How to gather and group all tuple elements in a NextFlow channel by the first and second indexes of each tuple, perform a process on a file containing the first and second indices, and then reform the original channel by scattering:
hc_ch = Channel.of(
['abc', 1, file('file1.txt')],
['abc', 1, file('file2.txt')],
['abc', 1, file('file3.txt')],
['def', 2, file('file4.txt')]
)
combinedChannel = hc_ch.groupTuple(by: [0, 1])

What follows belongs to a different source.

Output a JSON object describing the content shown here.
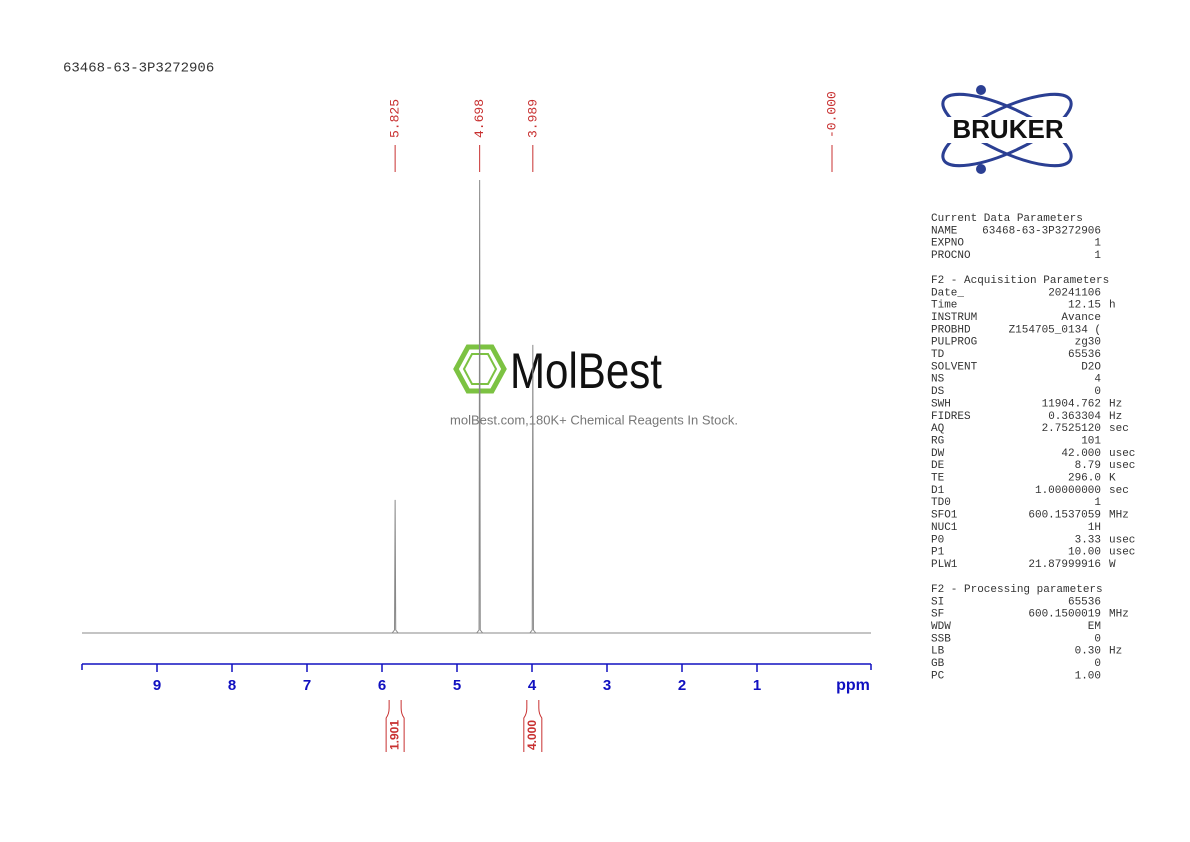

Expected structure of combinedChannel:
[ ['abc', 1, [file('file1.txt'), file('file2.txt'), file('file3.txt')]],
['def', 2, [file('file4.txt')]]
]
process deleteJointCalledVcf {
input:
tuple val(id), val(sub_id), val(files) from combinedChannel
output:
tuple val(id), val(sub_id), val(files) into processedChannel
script:
"""
rm ${id}_${sub_id}.txt
"""
}
Expected structure of processedChannel:
[ ['abc', 1, [file('file1.txt'), file('file2.txt'), file('file3.txt')]],
['def', 2, [file('file4.txt')]]
]
flattenedChannel = processedChannel.flatMap { id, sub_id, files -> files.collect { [id, sub_id, it] } }
Expected structure of flattenedChannel:
[ ['abc', 1, file('file1.txt')],
['abc', 1, file('file2.txt')],
['abc', 1, file('file3.txt')],
['def', 2, file('file4.txt')]
]